Time to face the changes.
Twenty-first-century students have options and state commissions and legislators back them -- with cash.
High school students, even those in unaccredited home schools, demand funded tuition options. They are being served.
It's the newest twist in non-needs-based school choice not unlike Georgia Connections Academy, which held an information session at the Covington Hampton Inn earlier this month.
Charters, virtual academies and tuition-funded early college options represent a changing tide to the routine brick and mortar secondary buildings my generation called home for four years.
Charters have open enrollment yet their specialized programs draw a specific recruit. Virtual academies don't suffer gangs, drugs or bullies, don't require resource officers, save taxpayers immensely on brick and mortar costs and reduce risks of budget oversights.
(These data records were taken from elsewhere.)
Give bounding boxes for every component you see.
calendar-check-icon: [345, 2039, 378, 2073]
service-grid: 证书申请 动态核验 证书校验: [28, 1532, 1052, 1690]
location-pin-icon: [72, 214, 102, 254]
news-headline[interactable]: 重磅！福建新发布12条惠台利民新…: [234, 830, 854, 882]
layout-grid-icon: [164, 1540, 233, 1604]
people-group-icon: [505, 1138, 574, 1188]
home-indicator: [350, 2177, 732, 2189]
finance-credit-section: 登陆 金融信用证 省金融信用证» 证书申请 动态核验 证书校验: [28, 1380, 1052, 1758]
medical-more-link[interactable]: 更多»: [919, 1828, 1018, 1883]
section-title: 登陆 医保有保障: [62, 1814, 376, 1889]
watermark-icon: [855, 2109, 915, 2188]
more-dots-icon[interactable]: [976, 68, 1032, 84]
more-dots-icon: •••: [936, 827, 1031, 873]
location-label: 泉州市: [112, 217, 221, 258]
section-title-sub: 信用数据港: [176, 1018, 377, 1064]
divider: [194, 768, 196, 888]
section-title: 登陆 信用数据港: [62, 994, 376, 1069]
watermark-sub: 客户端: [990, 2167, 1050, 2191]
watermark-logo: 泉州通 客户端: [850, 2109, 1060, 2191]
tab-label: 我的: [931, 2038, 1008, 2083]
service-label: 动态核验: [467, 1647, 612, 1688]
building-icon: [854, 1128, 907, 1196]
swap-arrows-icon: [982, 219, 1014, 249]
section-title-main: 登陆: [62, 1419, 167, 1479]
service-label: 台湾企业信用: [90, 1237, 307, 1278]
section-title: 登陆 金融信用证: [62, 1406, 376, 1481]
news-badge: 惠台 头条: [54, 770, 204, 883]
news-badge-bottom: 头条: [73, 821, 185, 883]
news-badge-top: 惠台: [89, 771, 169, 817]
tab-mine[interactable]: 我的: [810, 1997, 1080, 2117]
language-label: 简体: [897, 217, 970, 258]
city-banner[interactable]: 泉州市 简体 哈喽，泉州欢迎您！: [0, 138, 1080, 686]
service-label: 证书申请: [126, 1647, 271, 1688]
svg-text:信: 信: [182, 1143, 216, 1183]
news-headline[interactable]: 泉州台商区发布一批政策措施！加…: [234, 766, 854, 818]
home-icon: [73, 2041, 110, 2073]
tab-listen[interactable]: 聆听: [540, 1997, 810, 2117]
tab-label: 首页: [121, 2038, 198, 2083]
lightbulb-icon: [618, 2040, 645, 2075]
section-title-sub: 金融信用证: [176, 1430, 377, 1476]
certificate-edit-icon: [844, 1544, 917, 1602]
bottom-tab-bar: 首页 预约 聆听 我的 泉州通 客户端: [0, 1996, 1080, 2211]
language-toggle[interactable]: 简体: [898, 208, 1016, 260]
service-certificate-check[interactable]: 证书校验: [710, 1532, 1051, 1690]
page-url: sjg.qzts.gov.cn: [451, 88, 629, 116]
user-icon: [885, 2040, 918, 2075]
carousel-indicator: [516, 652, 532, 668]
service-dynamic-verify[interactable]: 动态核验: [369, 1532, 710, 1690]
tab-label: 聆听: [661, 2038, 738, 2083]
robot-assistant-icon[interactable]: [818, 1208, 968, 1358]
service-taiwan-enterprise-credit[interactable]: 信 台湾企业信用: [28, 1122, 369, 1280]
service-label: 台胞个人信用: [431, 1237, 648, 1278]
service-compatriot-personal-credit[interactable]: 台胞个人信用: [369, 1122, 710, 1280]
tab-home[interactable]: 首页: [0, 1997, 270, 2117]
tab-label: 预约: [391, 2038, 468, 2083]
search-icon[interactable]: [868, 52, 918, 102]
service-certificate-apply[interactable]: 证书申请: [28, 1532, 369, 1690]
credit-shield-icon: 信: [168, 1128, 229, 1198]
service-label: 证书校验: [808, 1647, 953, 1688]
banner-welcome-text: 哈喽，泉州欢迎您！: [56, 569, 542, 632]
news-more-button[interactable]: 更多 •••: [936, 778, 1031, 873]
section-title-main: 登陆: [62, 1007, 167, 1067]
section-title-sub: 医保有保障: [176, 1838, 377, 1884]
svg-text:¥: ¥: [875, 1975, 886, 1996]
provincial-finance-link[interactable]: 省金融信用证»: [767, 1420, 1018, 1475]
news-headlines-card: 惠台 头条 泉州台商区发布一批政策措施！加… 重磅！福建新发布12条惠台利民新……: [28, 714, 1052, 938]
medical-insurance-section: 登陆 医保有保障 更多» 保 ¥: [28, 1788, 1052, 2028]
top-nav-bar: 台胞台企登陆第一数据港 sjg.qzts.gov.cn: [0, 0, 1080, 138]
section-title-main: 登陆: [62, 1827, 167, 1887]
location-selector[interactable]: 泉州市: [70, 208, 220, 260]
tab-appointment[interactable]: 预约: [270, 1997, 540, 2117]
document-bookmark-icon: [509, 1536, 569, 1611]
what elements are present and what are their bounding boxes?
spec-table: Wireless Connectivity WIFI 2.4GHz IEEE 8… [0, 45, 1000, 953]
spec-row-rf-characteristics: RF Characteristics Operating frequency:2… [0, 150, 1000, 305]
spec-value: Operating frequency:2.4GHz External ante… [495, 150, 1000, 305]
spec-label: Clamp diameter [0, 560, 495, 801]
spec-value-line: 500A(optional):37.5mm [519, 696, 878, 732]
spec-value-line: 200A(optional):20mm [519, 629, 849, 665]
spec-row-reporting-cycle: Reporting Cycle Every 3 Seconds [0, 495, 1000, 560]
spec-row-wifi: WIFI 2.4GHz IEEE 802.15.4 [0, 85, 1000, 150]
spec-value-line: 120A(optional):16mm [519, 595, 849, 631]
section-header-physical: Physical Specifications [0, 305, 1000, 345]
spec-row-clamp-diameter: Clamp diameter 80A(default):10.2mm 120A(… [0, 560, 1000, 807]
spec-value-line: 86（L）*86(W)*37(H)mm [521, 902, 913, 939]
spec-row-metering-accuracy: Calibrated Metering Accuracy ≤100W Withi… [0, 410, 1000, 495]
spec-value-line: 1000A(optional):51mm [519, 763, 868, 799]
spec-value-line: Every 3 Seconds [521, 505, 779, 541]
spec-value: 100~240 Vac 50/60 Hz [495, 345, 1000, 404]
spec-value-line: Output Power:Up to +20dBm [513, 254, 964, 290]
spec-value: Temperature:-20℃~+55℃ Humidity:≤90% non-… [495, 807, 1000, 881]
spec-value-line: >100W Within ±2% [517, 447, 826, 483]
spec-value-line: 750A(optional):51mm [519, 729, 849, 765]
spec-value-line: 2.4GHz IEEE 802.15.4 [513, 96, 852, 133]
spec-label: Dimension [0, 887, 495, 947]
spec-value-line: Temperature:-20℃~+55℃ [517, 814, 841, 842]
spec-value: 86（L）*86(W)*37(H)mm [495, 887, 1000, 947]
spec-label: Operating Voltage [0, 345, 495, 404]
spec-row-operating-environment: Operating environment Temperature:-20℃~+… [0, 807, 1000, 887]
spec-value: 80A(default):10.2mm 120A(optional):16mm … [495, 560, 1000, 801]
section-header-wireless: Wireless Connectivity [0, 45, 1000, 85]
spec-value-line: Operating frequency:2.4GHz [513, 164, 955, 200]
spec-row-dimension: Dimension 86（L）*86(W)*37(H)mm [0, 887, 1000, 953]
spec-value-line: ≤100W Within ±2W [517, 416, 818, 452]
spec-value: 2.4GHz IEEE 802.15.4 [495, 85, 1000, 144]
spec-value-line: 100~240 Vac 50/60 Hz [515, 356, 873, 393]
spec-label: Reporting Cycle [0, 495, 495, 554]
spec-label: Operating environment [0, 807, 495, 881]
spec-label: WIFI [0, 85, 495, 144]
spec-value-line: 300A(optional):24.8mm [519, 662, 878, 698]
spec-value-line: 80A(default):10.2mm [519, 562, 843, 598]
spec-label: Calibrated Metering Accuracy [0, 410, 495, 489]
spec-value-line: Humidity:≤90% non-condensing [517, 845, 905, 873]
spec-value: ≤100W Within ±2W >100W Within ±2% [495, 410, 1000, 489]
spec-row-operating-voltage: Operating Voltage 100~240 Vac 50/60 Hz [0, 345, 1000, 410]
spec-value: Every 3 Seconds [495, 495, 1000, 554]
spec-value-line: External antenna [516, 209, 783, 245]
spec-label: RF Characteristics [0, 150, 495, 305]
Early college options offer non needs-based retreats from secondary hallways and a respite for the high achiever unwilling to risk the unknowns of Advanced Placement (AP) credit conversions or the bully lurking on C Hall.
At their quarterly meeting on May 11, the Board of Commissioners of the Georgia Student Finance Commission approved a change in ACCEL funding regulations to define "eligible high school" as "any public or private secondary educational institution, including unaccredited home study or home school programs." ACCEL funds tuition, not fees or books.
Fiscal year 2011 data on Georgia students ages 5 to 17 show 47,427 in home schools.
Effective fall term of 2012 homeschool students no longer need to be enrolled in an accredited home school program to qualify for Dual Enrollment funding.
The Accel program is for students at eligible high schools, including accredited and unaccredited home schools, who wish to take college level coursework for credit towards both high school and college graduation requirements.
Students who take advantage of Accel during their junior and senior years of high school often complete 24 to 36 college semester hours fully transferable to four-year state colleges if the credits are completed at a University System of Georgia institution. Transferability to out of state and private colleges varies.
College credit awarded for AP scores above a "2" varies also. Not all AP exam scores of "3" are viewed similarly by receiving institutions so students should do their homework on AP credit.
Secondary schools enjoy a new love fest with AP courses and shovel as many students in them as classrooms hold. It's the newest game to approach a high score on the new AYP waiver score card and boast school pride, but is it right for the masses?
Students should solicit feedback from peers who have taken them and are now at four-year schools. Georgia Tech, for example, won't honor all scores of "3" in some areas. AP exams are huge money. Longitudinal data on AP pass rates in Georgia is not good.
A movement toward choice has made its case and state officials have responded. Schools will wake up to accountability at the hands of competition.
Even Clayton Delaney got religion before he died; do you remember the day?
Jeff Meadors represents District 1 on the Newton County Board of Education.